Как бы он мне не нравился, Зик - превосходный пример. Рожден в Бесстрашии, вырос в Бесстрашии, выбрал Бесстрашие. Я могу рассчитывать на его подобный подход ко всему. Его учили этому с детства. Для него нет других вариантов.
– А может мне не нужна твоя помощь. Думал когда-нибудь об этом?
– интересуется она. Я хочу рассмеяться от такого вопроса. Конечно же, я ей не нужен. Когда вообще об этом шла речь?
– Я не слабая, я могу сделать это сама.
– Ты думаешь, что мой первый инстинкт - защищать тебя.
– Я придвигаюсь ближе к ней.
– Потому что ты маленькая, или девушка, или Стифф. Но ты ошибаешься.
Еще ближе. Я касаюсь ее подбородка и на момент задумываюсь о том, чтобы совсем сократить пространство между нами.

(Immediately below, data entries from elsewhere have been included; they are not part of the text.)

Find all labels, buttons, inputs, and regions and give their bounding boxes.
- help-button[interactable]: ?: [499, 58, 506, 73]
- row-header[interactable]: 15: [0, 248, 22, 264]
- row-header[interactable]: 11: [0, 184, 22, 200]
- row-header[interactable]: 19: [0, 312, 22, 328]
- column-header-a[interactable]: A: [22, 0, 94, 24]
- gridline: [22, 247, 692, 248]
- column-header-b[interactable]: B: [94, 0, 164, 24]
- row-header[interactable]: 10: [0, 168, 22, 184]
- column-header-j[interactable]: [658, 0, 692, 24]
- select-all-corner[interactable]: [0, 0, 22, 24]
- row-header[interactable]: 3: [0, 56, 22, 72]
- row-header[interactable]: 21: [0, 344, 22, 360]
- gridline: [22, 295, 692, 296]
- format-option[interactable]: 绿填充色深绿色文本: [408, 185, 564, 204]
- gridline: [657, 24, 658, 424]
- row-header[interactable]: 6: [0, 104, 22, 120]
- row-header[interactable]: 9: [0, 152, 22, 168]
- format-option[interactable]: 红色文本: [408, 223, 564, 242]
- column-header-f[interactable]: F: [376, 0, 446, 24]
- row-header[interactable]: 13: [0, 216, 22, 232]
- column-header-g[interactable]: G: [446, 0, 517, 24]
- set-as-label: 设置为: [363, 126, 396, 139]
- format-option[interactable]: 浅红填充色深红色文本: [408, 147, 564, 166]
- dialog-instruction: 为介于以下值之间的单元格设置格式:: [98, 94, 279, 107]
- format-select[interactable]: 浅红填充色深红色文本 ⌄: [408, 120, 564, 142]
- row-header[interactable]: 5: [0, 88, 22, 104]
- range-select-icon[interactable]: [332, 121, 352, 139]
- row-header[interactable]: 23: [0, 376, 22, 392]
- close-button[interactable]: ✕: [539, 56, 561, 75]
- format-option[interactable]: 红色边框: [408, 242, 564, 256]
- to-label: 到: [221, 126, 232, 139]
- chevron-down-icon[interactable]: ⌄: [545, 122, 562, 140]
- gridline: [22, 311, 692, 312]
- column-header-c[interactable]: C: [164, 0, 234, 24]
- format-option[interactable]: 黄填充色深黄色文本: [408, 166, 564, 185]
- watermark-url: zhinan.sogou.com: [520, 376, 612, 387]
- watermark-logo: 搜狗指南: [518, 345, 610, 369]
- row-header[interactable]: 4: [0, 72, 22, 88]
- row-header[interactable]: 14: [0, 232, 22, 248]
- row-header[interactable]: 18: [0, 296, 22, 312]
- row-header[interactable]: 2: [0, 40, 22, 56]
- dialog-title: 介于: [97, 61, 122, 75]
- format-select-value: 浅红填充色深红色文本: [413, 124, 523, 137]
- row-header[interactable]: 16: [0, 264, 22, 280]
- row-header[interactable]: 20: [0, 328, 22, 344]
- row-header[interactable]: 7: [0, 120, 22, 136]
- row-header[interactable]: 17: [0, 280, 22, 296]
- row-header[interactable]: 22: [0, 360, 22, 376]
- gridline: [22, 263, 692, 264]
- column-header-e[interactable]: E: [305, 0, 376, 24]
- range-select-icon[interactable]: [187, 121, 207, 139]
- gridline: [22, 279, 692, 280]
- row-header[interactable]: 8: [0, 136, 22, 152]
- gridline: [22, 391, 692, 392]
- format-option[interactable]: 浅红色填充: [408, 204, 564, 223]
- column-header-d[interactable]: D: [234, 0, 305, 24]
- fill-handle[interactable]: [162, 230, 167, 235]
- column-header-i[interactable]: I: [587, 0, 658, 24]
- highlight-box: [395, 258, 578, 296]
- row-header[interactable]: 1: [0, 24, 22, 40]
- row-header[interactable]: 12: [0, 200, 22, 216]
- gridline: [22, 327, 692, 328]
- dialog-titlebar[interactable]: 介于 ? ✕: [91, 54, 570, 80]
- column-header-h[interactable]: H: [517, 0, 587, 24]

Мой первый инстинкт - давить на тебя, пока ты не сломаешься, просто для того, чтобы знать, насколько сильно мне нужно поднажать, - говорю я и это странное замечание, опасное. Я не имею в виду причинение ей вреда, никогда не имел в виду, и я надеюсь, что она знает, что это не то, о чем я думал.
– Но я борюсь с ним.
– Почему это твой первый инстинкт?
– спрашивает она.
– Страх не подавляет тебя, - говорю я.
– Он пробуждает тебя. Я видел это. Это потрясающе. Ее глаза после каждой симуляции, ледяные с голубым пламенем в них. Маленькая, худенькая девочка с тонкими руками. Ходячее противоречие. Моя рука скользит по ее щеке, касается ее шеи.
– Иногда я хочу увидеть это снова. Увидеть, как ты пробуждаешься.
Ее руки касаются моей талии, и она прижимается ко мне, или прижимает меня к себе - я не знаю, что именно. Ее руки движутся по моей спине, и я хочу ее так, как никогда
Я касаюсь ее спины, ее волос. Этого сейчас достаточно.
Я должна плакать?
– спрашивает она, и это занимает у меня секунду, чтобы понятЬ, что она опять говорит об Але. Хорошо, потому что если это объятие вызывает у нее слезы, то мне следовало бы отметить, что я абсолютно ничего не знаю о романтике. Что в любом случае правдиво.
– Со мной что-то не так?
– По-твоему, я знаю что-то о слезах?
– Мои непроизвольно появляются и исчезают через несколько секунд.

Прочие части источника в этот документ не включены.